Lodge Style Ceiling Fans - Guess what? The title of the article is simply out-and-out misleading. The sole actual "minus" when it comes to some ceiling fan is what it takes to get one correctly installed. Ceiling fans might be difficult to install for the inexperienced do-it-yourselfer. Sometimes, you'll need to run an electrical line to the area where the ceiling fan is to be set up. Unless you are adept at doing this kind of thing, hiring a capable, bonded and licensed electrician will probably save you a lot of grief in the long term.
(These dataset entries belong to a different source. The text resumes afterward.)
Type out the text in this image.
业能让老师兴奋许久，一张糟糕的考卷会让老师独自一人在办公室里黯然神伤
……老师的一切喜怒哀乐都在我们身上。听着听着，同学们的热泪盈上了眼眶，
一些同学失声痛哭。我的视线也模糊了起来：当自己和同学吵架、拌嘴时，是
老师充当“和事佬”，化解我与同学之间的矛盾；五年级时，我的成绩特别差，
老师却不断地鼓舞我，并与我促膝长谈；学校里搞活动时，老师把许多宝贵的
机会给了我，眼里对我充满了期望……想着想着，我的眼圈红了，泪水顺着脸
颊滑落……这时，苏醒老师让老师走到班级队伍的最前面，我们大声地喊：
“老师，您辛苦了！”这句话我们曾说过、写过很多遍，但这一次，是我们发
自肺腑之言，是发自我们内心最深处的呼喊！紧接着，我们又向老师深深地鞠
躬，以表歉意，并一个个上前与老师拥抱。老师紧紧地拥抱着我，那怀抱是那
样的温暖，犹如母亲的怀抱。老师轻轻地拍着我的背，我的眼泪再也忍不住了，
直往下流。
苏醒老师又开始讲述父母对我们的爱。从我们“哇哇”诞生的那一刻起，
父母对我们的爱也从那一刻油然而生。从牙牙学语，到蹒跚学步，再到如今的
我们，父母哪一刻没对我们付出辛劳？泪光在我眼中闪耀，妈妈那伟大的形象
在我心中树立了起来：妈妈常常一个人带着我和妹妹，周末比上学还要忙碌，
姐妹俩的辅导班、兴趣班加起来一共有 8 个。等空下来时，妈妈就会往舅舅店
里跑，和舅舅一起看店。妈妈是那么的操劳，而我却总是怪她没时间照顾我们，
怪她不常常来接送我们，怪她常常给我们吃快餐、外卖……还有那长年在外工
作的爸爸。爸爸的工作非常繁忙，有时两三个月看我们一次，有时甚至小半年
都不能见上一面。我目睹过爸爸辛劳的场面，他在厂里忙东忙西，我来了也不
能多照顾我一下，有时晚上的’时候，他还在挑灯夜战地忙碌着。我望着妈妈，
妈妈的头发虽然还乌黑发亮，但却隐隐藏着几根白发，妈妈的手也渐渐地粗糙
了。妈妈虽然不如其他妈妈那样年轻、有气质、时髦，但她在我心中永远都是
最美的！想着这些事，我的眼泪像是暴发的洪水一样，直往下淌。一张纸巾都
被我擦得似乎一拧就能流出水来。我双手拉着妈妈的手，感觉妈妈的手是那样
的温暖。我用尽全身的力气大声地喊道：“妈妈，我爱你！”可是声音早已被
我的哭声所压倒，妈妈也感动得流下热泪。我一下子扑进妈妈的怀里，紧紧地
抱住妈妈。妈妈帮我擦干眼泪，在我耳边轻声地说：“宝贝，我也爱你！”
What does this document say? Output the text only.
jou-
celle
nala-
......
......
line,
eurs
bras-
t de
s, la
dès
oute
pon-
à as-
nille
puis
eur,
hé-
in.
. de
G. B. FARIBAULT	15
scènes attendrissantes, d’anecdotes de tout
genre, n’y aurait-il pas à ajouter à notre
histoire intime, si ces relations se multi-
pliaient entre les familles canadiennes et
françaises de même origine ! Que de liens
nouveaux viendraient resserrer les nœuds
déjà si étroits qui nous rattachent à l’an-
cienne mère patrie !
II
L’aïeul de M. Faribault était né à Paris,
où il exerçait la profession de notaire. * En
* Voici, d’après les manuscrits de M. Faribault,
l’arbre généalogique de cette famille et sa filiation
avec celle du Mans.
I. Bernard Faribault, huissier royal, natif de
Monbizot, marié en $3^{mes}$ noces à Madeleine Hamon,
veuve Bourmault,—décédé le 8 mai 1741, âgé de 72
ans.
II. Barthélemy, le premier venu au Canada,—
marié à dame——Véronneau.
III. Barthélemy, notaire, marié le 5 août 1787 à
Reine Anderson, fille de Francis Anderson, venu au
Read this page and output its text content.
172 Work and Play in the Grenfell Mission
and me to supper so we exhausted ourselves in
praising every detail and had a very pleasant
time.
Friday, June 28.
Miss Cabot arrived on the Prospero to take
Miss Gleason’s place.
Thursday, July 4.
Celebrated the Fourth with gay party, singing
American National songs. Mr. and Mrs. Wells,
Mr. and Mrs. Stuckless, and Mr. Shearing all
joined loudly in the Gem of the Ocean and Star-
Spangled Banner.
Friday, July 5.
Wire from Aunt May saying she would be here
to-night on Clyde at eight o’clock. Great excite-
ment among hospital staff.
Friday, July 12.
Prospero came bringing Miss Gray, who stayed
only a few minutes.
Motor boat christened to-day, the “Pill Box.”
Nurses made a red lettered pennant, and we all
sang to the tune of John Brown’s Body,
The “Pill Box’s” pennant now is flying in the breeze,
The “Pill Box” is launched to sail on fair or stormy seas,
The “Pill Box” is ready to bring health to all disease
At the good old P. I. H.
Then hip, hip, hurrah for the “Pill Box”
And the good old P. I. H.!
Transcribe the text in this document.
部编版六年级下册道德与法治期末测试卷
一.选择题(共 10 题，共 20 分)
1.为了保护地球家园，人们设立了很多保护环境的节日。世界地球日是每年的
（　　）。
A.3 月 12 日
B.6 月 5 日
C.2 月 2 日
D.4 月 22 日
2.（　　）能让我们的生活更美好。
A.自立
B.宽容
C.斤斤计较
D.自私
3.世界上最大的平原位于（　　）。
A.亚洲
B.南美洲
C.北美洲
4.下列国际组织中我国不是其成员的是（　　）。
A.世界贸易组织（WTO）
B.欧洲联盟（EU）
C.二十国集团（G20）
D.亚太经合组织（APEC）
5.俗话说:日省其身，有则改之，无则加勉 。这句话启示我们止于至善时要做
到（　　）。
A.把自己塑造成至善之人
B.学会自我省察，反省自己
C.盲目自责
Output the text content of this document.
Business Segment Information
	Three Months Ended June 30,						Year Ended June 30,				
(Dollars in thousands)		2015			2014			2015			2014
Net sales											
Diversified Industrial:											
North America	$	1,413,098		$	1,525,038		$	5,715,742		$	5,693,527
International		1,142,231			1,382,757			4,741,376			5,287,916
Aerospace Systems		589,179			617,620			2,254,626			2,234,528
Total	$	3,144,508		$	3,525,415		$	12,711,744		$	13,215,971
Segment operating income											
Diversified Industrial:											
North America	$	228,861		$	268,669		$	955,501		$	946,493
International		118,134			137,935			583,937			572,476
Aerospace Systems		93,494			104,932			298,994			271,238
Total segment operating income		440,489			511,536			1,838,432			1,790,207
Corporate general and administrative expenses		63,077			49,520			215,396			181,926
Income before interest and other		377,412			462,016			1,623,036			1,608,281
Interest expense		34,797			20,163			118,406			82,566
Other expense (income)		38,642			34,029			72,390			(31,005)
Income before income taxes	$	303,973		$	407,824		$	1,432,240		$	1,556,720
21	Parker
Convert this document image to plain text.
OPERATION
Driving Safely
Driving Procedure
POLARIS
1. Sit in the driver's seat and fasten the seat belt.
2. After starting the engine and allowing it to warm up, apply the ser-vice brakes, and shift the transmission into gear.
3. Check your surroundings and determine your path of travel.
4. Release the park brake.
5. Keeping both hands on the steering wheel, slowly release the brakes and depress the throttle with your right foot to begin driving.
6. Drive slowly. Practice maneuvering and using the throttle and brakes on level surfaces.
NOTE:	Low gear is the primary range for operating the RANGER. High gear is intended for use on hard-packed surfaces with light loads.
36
There's also the minor "con" that involves the problem of regular care. Properly installed, a ceiling fan will give you many, many years of enjoyable cooling and cost-savings in your heating bill (assuming you've got a fan that enables one to reverse the blade direction).
On occasion, ceiling fans need small alterations and get out of equilibrium. Without going into great detail, ensure that all the screws are tight. When they're not tightening the ones that run the fan and have come loose. Your issue has been solved when the wobbling has stopped.
If not, make use of a yardstick or other straight piece of wood and put it (together with the fan quit) vertically at the outer edge of among the blades. Rotate the blades by hand to ensure that each blade touches the stick. If one or more don't, merely (and gradually) bend the blade(s) so that their pitch matches the others and repeat the process until you are satisfied that each blade has the same pitch.